Today, these mainly business organizations provide us with compelling services that we love to use. In the process, they collect a lot of data about us, and store them in their mostly secure databases. They use these data primarily driven by the potential of commercial gains. But the data are closed, not accessible to the public - we imprison our data in those silos that only a selected few have access to, because we are afraid of privacy loss. And because of this fear, we don’t let the data work for us.

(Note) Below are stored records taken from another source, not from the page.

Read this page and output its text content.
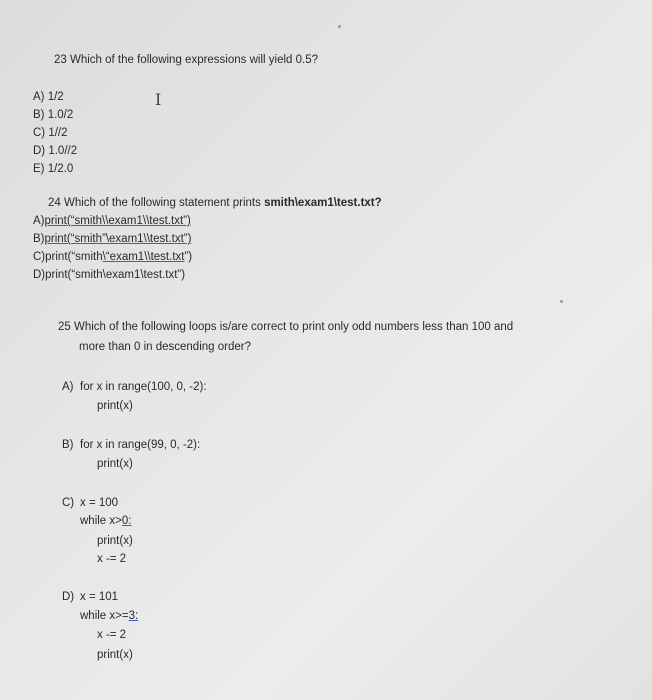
23 Which of the following expressions will yield 0.5?
A) 1/2
B) 1.0/2
C) 1//2
D) 1.0//2
E) 1/2.0
I
24 Which of the following statement prints smith\exam1\test.txt?
A)print(“smith\\exam1\\test.txt”)
B)print(“smith”\exam1\\test.txt”)
C)print(“smith\“exam1\\test.txt”)
D)print(“smith\exam1\test.txt”)
25 Which of the following loops is/are correct to print only odd numbers less than 100 and
more than 0 in descending order?
A) for x in range(100, 0, -2):
print(x)
B) for x in range(99, 0, -2):
print(x)
C) x = 100
while x>0:
print(x)
x -= 2
D) x = 101
while x>=3:
x -= 2
print(x)
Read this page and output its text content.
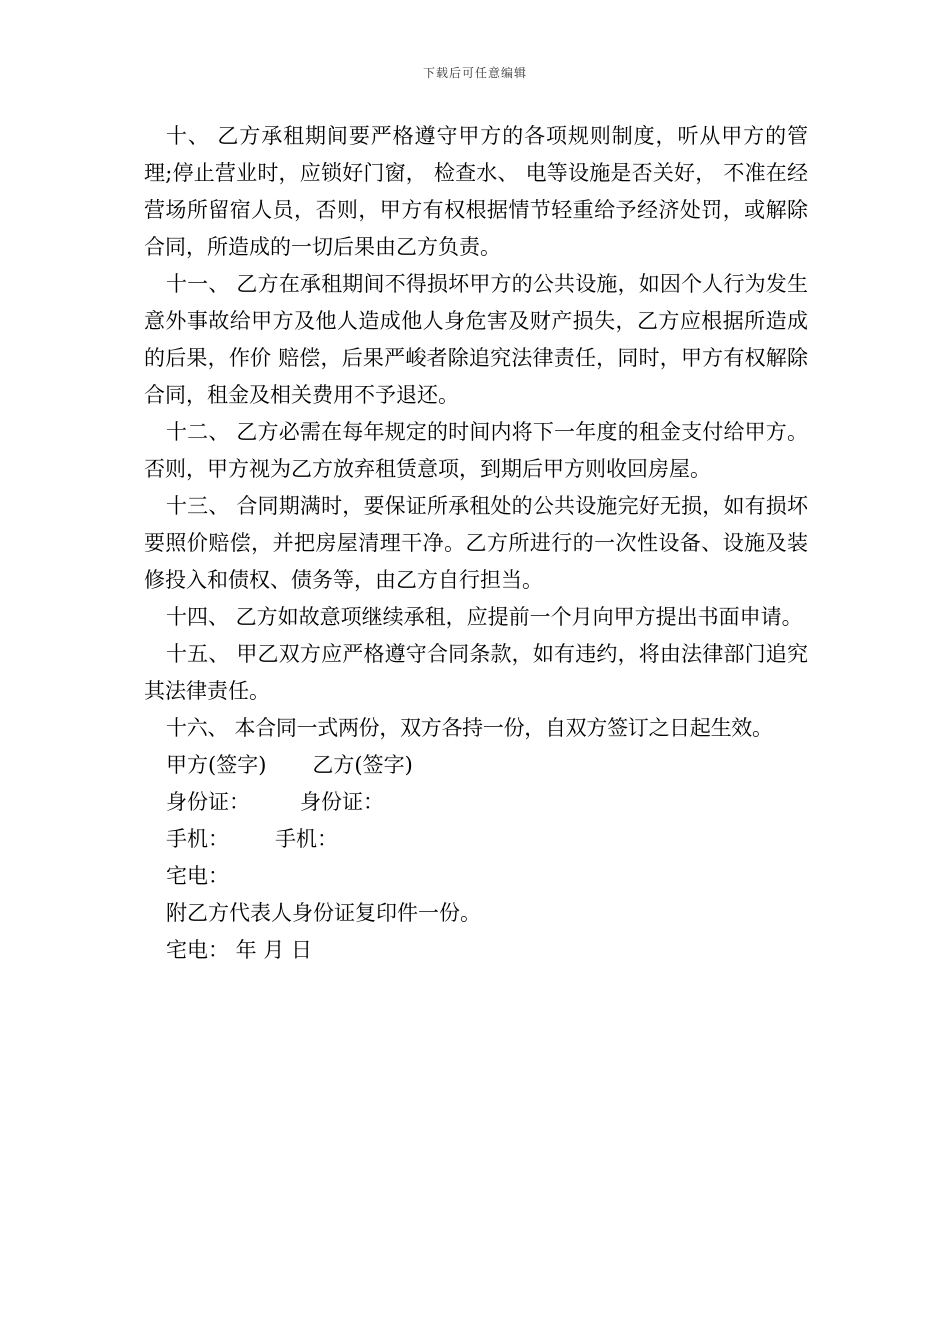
下载后可任意编辑

十、 乙方承租期间要严格遵守甲方的各项规则制度，听从甲方的管理;停止营业时，应锁好门窗， 检查水、 电等设施是否关好， 不准在经营场所留宿人员，否则，甲方有权根据情节轻重给予经济处罚，或解除合同，所造成的一切后果由乙方负责。

十一、 乙方在承租期间不得损坏甲方的公共设施，如因个人行为发生意外事故给甲方及他人造成他人身危害及财产损失，乙方应根据所造成的后果，作价 赔偿，后果严峻者除追究法律责任，同时，甲方有权解除合同，租金及相关费用不予退还。

十二、 乙方必需在每年规定的时间内将下一年度的租金支付给甲方。否则，甲方视为乙方放弃租赁意项，到期后甲方则收回房屋。

十三、 合同期满时，要保证所承租处的公共设施完好无损，如有损坏要照价赔偿，并把房屋清理干净。乙方所进行的一次性设备、设施及装修投入和债权、债务等，由乙方自行担当。

十四、 乙方如故意项继续承租，应提前一个月向甲方提出书面申请。

十五、 甲乙双方应严格遵守合同条款，如有违约，将由法律部门追究其法律责任。

十六、 本合同一式两份，双方各持一份，自双方签订之日起生效。

甲方(签字) 乙方(签字)
身份证： 身份证：
手机： 手机：
宅电：
附乙方代表人身份证复印件一份。
宅电： 年 月 日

Remember Google Flu Trends that I mentioned a few minutes ago? Last year, Google shut it down. Why? We can only speculate. But what this reminds us of is that those who have the data with which they can build these fantastic services... can also shut them down. And when it comes to our health, to our wealth, to our public infrastructure, we should be really careful to think deeply about who owns the data. I applaud Google for what they have done with Google Flu Trends. I am a happy consumer of many Google services that I love to use. But it is our responsibility to ensure that we don’t start to depend too strongly on systems that can be shut down any day without warning, because of a business decision that's been made thousands of miles away.
So, how we can strike the right balance between protecting individual privacy and unleashing big data for the good of the public? I think the solution lies in giving each of us a right to a copy of our data. We can then take a copy of our data, and either choose to retain complete privacy - or we can choose to donate parts of these data to others, to research projects, or into the public domain to pursue a public good, with the reassurance that these data will not be used by insurance companies, banks and employers to discriminate against us.
Implementing this vision is not going to be easy, but it is possible. It has to be possible. Why? Two reasons (at least). First, our data is already digital, stored in machines somewhere and hence eminently hackable. We should have regulations in place to manage the risks of the inevitable data breaches. Second, we are now running full speed into a 2nd machine age where machines will not only be much stronger than us - as they have been in the past decades - but also much, much smarter than us. We need to continue to ensure that the machines work in our common interest. It’s not smart machines and artificial intelligence we should be concerned about - they are smart and intelligent because of the data. Our concern should be about closed data. We won’t be able to leverage the phenomenal power of smart, learning, machines for the public good if all the data is locked away.
Open data is not what we should be afraid of - it's what we should embrace. It’s our best guarantee that we remain in control of the algorithms that will rule our digital world in the future.